The complex permittivity of the (a) Corn, (b) Jowar, (c) Ashoka, and (d) Banana leaves was measured over 500 MHz to 15 GHz frequency range. The value of \(\varepsilon\)′ and \(\varepsilon\)″ for the leaves is found to increase with increase in moisture content. At moisture content up to CML the dielectric behaviour of the leaves is governed by bound water molecules only and hence \(\varepsilon\)″ does not increase appreciably with the increase in moisture content.
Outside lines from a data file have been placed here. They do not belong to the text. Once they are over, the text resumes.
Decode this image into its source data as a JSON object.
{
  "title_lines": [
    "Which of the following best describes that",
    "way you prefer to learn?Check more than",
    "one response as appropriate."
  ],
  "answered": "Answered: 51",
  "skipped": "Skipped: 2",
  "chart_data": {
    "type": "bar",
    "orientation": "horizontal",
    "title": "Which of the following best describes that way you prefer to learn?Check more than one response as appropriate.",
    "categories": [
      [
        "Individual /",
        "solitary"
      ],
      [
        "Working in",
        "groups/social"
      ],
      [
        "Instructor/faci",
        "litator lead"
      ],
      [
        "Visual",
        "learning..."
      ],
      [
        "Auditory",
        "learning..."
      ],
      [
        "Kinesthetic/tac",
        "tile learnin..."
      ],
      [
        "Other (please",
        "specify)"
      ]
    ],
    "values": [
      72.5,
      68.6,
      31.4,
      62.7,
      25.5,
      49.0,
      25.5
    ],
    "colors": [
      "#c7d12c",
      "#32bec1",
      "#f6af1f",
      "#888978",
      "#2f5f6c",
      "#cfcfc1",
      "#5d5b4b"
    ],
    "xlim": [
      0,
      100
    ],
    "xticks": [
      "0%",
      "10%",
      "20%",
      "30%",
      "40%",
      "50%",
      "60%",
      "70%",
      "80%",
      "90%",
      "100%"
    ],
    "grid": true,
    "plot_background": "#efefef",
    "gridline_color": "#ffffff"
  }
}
At moisture contents above CML, \(\varepsilon\)″ increases with increase in moisture content in the leaves. It has been observed that the CML is different for different types of leaves. Further study about the broad band dielectric behavior of vegetation can lead to detect the wetness and health of the vegetation canopies. The measured values of \(\varepsilon\)′ and \(\varepsilon\)″ for the extract of leaves were compared with the values calculated using Stogryn equations for water of similar salinity as that of the extract and are found to agree well with each other. The comparison of measured values of \(\varepsilon\)′ and \(\varepsilon\)″ for the leaves with the values calculated using Debye–Cole dual dispersion dielectric model is in good agreement. Reported complex permittivity data of the leaves of four significant plants will find its usefulness in monitoring and managing crop yield using remote sensing.